49% dos portugueses veem desobediência civil como protesto ilegítimo
Investigação conduzida pela Amnistia Internacional analisa a relação da sociedade com o direito à manifestação. Ação ocorre no âmbito da campanha global “Protege a Liberdade”.
Quase metade dos portugueses acreditam que protestos que envolvam desobediência civil são ilegítimos. Esta é uma das conclusões do inquérito “A liberdade como bandeira”, promovido pela Amnistia Internacional - Portugal, divulgado esta segunda-feira. Da mesma amostra, 59% consideram-se favoráveis à criminalização da prática, enquanto 33% são contra. As respostas possuem uma marcação por idade: 43% dos que entendem a desobediência civil como legítima são jovens com idade entre 18 e 25 anos. Ao mesmo tempo, a defesa da criminalização é maior entre as pessoas mais instruídas e com idade entre os 25 e os 54 anos.
Os dados fazem parte da campanha global “Protege a Liberdade”, com objetivo de “reforçar a defesa do direito de manifestação”. No caso específico dos protestos climáticos, 51% avaliam que os ativistas que recorrem a atos como corte de estradas ou ocupação de edifícios “devem ser tratados pela lei de uma maneira mais severa”. Apenas 5% dos inquiridos discordam totalmente de os manifestantes serem punidos por uma legislação mais dura.
A investigação teve 1001 inquiridos residentes maiores de 16 anos em Portugal, com sondagem conduzida pela Universidade Católica Portuguesa. Também foram recolhidos depoimentos de ativistas, investigadores e especialistas de várias áreas, com o objetivo de dar um panorama amplo sobre as diversas questões relacionadas com o direito à manifestação. Os relatos estão no relatório, ao qual o DN teve acesso. “[Existe] uma fraca cultura de direitos fundamentais, nomeadamente entre os nossos magistrados”, em que “a interpretação da lei varia consoante o tipo de protesto e consoante o tipo de manifestantes”, avalia a constitucionalista Teresa Violante.
O exemplo dado pela jurista é o do corte da Ponte Vasco da Gama no início de fevereiro deste ano. “Houve decididamente uma maior tolerância para os agricultores do que para os ativistas pelo clima. Ainda que os cortes de estradas dos primeiros tivessem sido muito mais danosos do que os dos outros”, argumenta.

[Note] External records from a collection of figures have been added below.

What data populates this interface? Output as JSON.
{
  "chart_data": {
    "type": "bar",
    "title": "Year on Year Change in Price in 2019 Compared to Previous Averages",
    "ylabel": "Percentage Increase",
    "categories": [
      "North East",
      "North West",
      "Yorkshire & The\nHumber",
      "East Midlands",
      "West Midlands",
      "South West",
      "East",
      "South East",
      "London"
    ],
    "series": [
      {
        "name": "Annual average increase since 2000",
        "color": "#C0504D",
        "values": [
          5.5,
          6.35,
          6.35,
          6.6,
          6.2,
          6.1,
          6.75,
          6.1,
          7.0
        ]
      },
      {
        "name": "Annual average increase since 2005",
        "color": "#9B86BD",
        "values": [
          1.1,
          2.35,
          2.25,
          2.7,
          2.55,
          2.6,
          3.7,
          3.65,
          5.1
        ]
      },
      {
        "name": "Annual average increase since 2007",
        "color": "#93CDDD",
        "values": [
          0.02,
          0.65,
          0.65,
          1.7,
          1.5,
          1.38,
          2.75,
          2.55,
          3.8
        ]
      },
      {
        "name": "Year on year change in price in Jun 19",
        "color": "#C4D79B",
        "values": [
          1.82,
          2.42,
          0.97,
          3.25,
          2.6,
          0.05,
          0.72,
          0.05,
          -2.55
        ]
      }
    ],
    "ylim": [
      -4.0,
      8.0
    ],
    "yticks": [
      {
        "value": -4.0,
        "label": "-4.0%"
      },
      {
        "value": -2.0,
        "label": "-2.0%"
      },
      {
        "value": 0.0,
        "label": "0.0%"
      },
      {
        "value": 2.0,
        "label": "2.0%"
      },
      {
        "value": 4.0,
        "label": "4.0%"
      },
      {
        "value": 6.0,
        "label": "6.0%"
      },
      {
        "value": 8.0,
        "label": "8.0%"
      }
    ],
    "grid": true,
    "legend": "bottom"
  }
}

Sobre a perceção da sociedade, o professor Tiago Carvalho ressalva: “não é que as pessoas achem que a luta destes ativistas não é justa, discordam é dos meios”. Mónica Soares, investigadora e mestre em psicologia da justiça no Centro de Estudos Sociais da Universidade de Coimbra, destaca que as ações dos protestos climáticos “surgem como desconectada da vida quotidiana e têm um discurso que não se relaciona com a comunidade em geral, não tem raízes sociais, e com isso não abona a favor da mobilização”. A investigadora considera que “o discurso catastrófico” usado pelos grupos “não é estratégico pela forma como acaba por ser traduzido, socialmente, nesta visão de ilegitimidade pública”.
Entre outubro do ano passado e janeiro de 2024, ativistas pelo clima realizaram cerca de 30 atos em Portugal. Entre eles, cortaram estradas em hora de ponta, bloquearam aviões e jatos privados, partiram montras de lojas de luxo, protestaram em frente de multinacionais e pintaram fachadas de edifícios ligados a grandes empresas. Mais recentemente, mancharam com tinta o líder do PSD e candidato a primeiro-ministro pela Aliança Democrática, Luis Montenegro, e atiraram tinta vermelha na fachada do hotel onde a AD realizava a noite eleitoral a 10 de março. Uma das integrantes da Climaximo ouvida pela investigação, diz que estes atos “são os únicos que fazem sentido face ao que estamos a viver. É o que qualquer pessoa, assim que sai do trabalho, deve ir fazer”. B, como foi denominada, diz que reflete sobre o seu ativismo. “Numa das ações mais recentes pensei no que estava a fazer à minha vida. Mas depois encontro sempre motivação e enraízo-me nisso”, conta.
De uma maneira geral, 66% das pessoas inquiridas veem como positiva a realização de manifestações públicas e 50% avalia que são importantes contributos para o debate de ideias políticas numa sociedade democrática. O inquérito foi realizado entre 9 e 29 de novembro de 2023.
51% avaliam que os ativistas que recorrem a atos como corte de estradas ou ocupação de edifícios “devem ser tratados pela lei de uma maneira mais severa”.